Belarus and EU have mutual interest in dialogue, Alexander Lukashenko says

Other News Materials 6 February 2009 13:09 (UTC +04:00)

Belarus and the European Union have a mutual interest in developing the dialogue that encourages a normal relationship, President of Belarus Alexander Lukashenko said in an interview to the Euronews TV Channel, one of the European leading mass media outlets, BelTA learnt from the presidential press service.

Alexander Lukashenko stressed that the relations between Belarus and the European Union has recently thawed. "If talking about our relations that have improved, frankly speaking, there are positive moments in them. We highly appreciate it. We consider it a starting point from where we can develop our relations.
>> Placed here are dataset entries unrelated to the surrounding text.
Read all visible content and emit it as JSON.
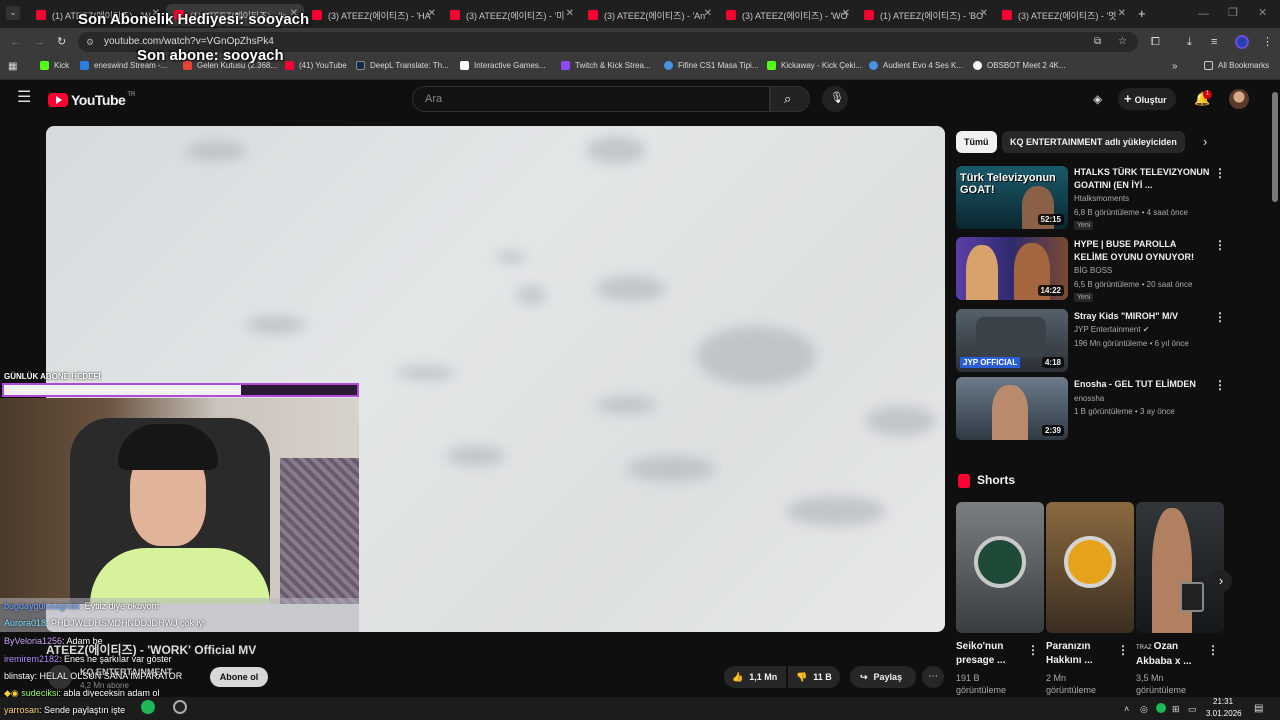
{
  "tabs": [
    {
      "label": "(1) ATEEZ(에이티즈) - 'W"
    },
    {
      "label": "(1) ATEEZ(에이티즈) - 'Ic"
    },
    {
      "label": "(3) ATEEZ(에이티즈) - 'HA"
    },
    {
      "label": "(3) ATEEZ(에이티즈) - '미"
    },
    {
      "label": "(3) ATEEZ(에이티즈) - 'An"
    },
    {
      "label": "(3) ATEEZ(에이티즈) - 'WO"
    },
    {
      "label": "(1) ATEEZ(에이티즈) - 'BO"
    },
    {
      "label": "(3) ATEEZ(에이티즈) - '멋"
    }
  ],
  "address": {
    "url": "youtube.com/watch?v=VGnOpZhsPk4"
  },
  "bookmarks": [
    {
      "label": "Kick",
      "color": "#53fc18"
    },
    {
      "label": "eneswind Stream -...",
      "color": "#2a7de1"
    },
    {
      "label": "Gelen Kutusu (2.368...",
      "color": "#ea4335"
    },
    {
      "label": "(41) YouTube",
      "color": "#ff0033"
    },
    {
      "label": "DeepL Translate: Th...",
      "color": "#0f2b46"
    },
    {
      "label": "Interactive Games...",
      "color": "#ffffff"
    },
    {
      "label": "Twitch & Kick Strea...",
      "color": "#9146ff"
    },
    {
      "label": "Fifine CS1 Masa Tipi...",
      "color": "#4a90e2"
    },
    {
      "label": "Kickaway - Kick Çeki...",
      "color": "#53fc18"
    },
    {
      "label": "Audient Evo 4 Ses K...",
      "color": "#4a90e2"
    },
    {
      "label": "OBSBOT Meet 2 4K...",
      "color": "#ffffff"
    }
  ],
  "all_bookmarks": "All Bookmarks",
  "youtube": {
    "logo_text": "YouTube",
    "logo_sup": "TR",
    "search_placeholder": "Ara",
    "create_label": "Oluştur",
    "notif_count": "1"
  },
  "video": {
    "title": "ATEEZ(에이티즈) - 'WORK' Official MV",
    "channel": "KQ ENTERTAINMENT",
    "subs": "4,2 Mn abone",
    "subscribe_label": "Abone ol",
    "likes": "1,1 Mn",
    "dislike_label": "11 B",
    "share_label": "Paylaş"
  },
  "chips": [
    "Tümü",
    "KQ ENTERTAINMENT adlı yükleyiciden"
  ],
  "sidebar_videos": [
    {
      "title": "HTALKS TÜRK TELEVIZYONUN GOATINI (EN İYİ ...",
      "channel": "Htalksmoments",
      "meta": "6,8 B görüntüleme • 4 saat önce",
      "duration": "52:15",
      "badge": "Yeni",
      "thumb_text": "Türk Televizyonun GOAT!"
    },
    {
      "title": "HYPE | BUSE PAROLLA KELİME OYUNU OYNUYOR!",
      "channel": "BİG BOSS",
      "meta": "6,5 B görüntüleme • 20 saat önce",
      "duration": "14:22",
      "badge": "Yeni"
    },
    {
      "title": "Stray Kids \"MIROH\" M/V",
      "channel": "JYP Entertainment",
      "meta": "196 Mn görüntüleme • 6 yıl önce",
      "duration": "4:18",
      "badge": "",
      "thumb_text": "JYP OFFICIAL"
    },
    {
      "title": "Enosha - GEL TUT ELİMDEN",
      "channel": "enossha",
      "meta": "1 B görüntüleme • 3 ay önce",
      "duration": "2:39",
      "badge": ""
    }
  ],
  "shorts": {
    "heading": "Shorts",
    "items": [
      {
        "title": "Seiko'nun presage ...",
        "meta": "191 B görüntüleme"
      },
      {
        "title": "Paranızın Hakkını ...",
        "meta": "2 Mn görüntüleme"
      },
      {
        "title": "Ozan Akbaba x ...",
        "meta": "3,5 Mn görüntüleme",
        "prefix": "TRAZ"
      }
    ]
  },
  "stream_overlay": {
    "last_gift": "Son Abonelik Hediyesi: sooyach",
    "last_sub": "Son abone: sooyach",
    "goal_label": "GÜNLÜK ABONE HEDEFİ",
    "goal_count": "2 / 3",
    "goal_progress": 0.67
  },
  "chat": [
    {
      "user": "bugdaygulusagnak",
      "msg": ": Eytiiz diye okuyom",
      "color": "#6fa8ff"
    },
    {
      "user": "Aurora018",
      "msg": ": PHDJWLDHSMDHNDDJDHWJ çok iyi",
      "color": "#7fe0ff"
    },
    {
      "user": "ByVeloria1256",
      "msg": ": Adam be",
      "color": "#c9a8ff"
    },
    {
      "user": "iremirem2182",
      "msg": ": Enes ne şarkılar var göster",
      "color": "#b08cff"
    },
    {
      "user": "blinstay",
      "msg": ": HELAL OLSUN SANA İMPARATOR",
      "color": "#ffffff"
    },
    {
      "user": "sudeciksi",
      "msg": ": abla diyeceksin adam ol",
      "color": "#9cff6b"
    },
    {
      "user": "yarrosan",
      "msg": ": Sende paylaştın işte",
      "color": "#ffd27a"
    }
  ],
  "taskbar": {
    "time": "21:31",
    "date": "3.01.2026"
  }
}
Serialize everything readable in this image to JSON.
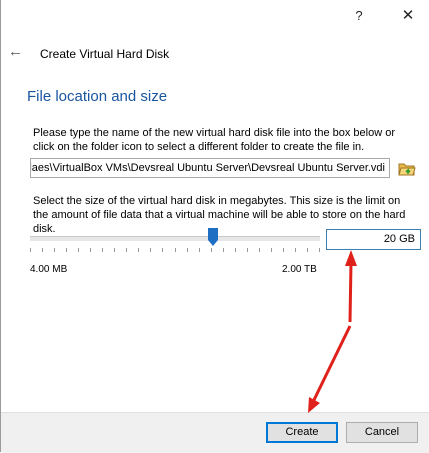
{
  "titlebar": {
    "help_label": "?",
    "close_label": "✕"
  },
  "wizard": {
    "back_icon": "←",
    "title": "Create Virtual Hard Disk"
  },
  "content": {
    "heading": "File location and size",
    "location_instructions": "Please type the name of the new virtual hard disk file into the box below or click on the folder icon to select a different folder to create the file in.",
    "file_path": "rlaes\\VirtualBox VMs\\Devsreal Ubuntu Server\\Devsreal Ubuntu Server.vdi",
    "size_instructions": "Select the size of the virtual hard disk in megabytes. This size is the limit on the amount of file data that a virtual machine will be able to store on the hard disk.",
    "size_value": "20 GB",
    "slider_position_fraction": 0.63,
    "min_label": "4.00 MB",
    "max_label": "2.00 TB"
  },
  "footer": {
    "create_label": "Create",
    "cancel_label": "Cancel"
  },
  "icons": {
    "folder": "folder-open-icon",
    "help": "help-icon",
    "close": "close-icon",
    "back": "back-arrow-icon"
  },
  "colors": {
    "heading": "#1a56a0",
    "slider_thumb": "#1e6fc4",
    "focus_border": "#0078d7",
    "annotation_arrow": "#e0201a"
  }
}
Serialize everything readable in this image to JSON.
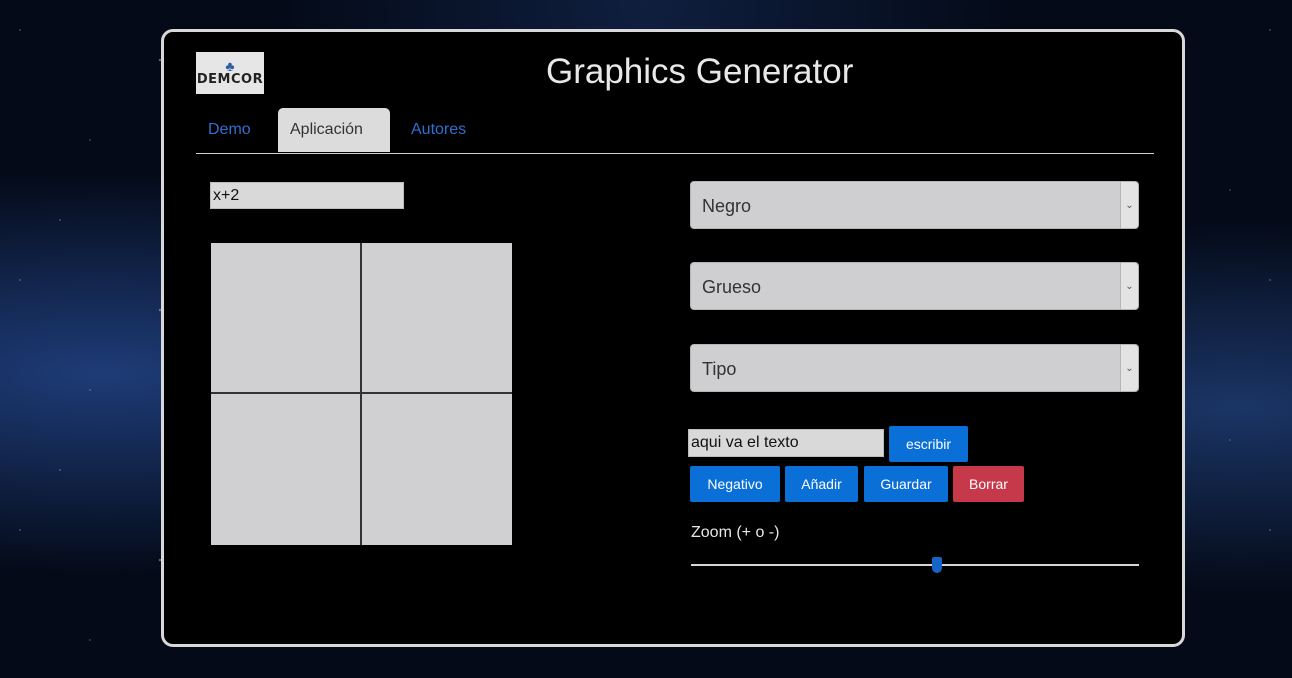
{
  "header": {
    "logo_text": "DEMCOR",
    "title": "Graphics Generator"
  },
  "tabs": [
    {
      "label": "Demo",
      "active": false
    },
    {
      "label": "Aplicación",
      "active": true
    },
    {
      "label": "Autores",
      "active": false
    }
  ],
  "function_input": {
    "value": "x+2"
  },
  "selects": {
    "color": {
      "selected": "Negro"
    },
    "thickness": {
      "selected": "Grueso"
    },
    "type": {
      "selected": "Tipo"
    }
  },
  "text_input": {
    "value": "aqui va el texto"
  },
  "buttons": {
    "write": "escribir",
    "negative": "Negativo",
    "add": "Añadir",
    "save": "Guardar",
    "clear": "Borrar"
  },
  "zoom": {
    "label": "Zoom (+ o -)",
    "value_fraction": 0.55
  },
  "colors": {
    "primary": "#0b6fd8",
    "danger": "#c5394a",
    "tab_link": "#2f6fd0"
  }
}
Our interest in our relationship with the European Union is beyond doubt," the President underscored.

Speaking about the European initiative of the Eastern partnership, Alexander Lukashenko said that Belarus welcomes this Europe's positive step towards their neighbours. "It's a very pragmatic and sensible step, and a timely one on the part of the European Union," the Head of State stressed.

As for the participation in the Prague Summit within the Eastern Partnership, Alexander Lukashenko believes it is not very important at what level the country would be presented. "It does not really matter who goes to Prague. We will obviously have somebody in Prague, we'll discuss the problems of the Eastern Partnership," the Head of State said.

According to him, Belarus and Europe are closely linked in terms of trade and economic relations. Trade with the European Union last year amounted to $22 billion. "The figure speaks for itself. In it our pragmatic interest is," noted Alexander Lukashenko.

At the same time in today's world system of challenges, many of Europe's challenges cannot be handled without Belarus - starting from drug trafficking and illegal migration, to the transit of energy, which is closely linked to Belarus. According to the President, Europe is extremely interested in that.

"There is a mutual interest that encourages us to develop normal relations. Can we, living in the 21st century, seat and simply watch each other over a fence? We are praising everything that today happens in our relations," the Belarusian leader concluded.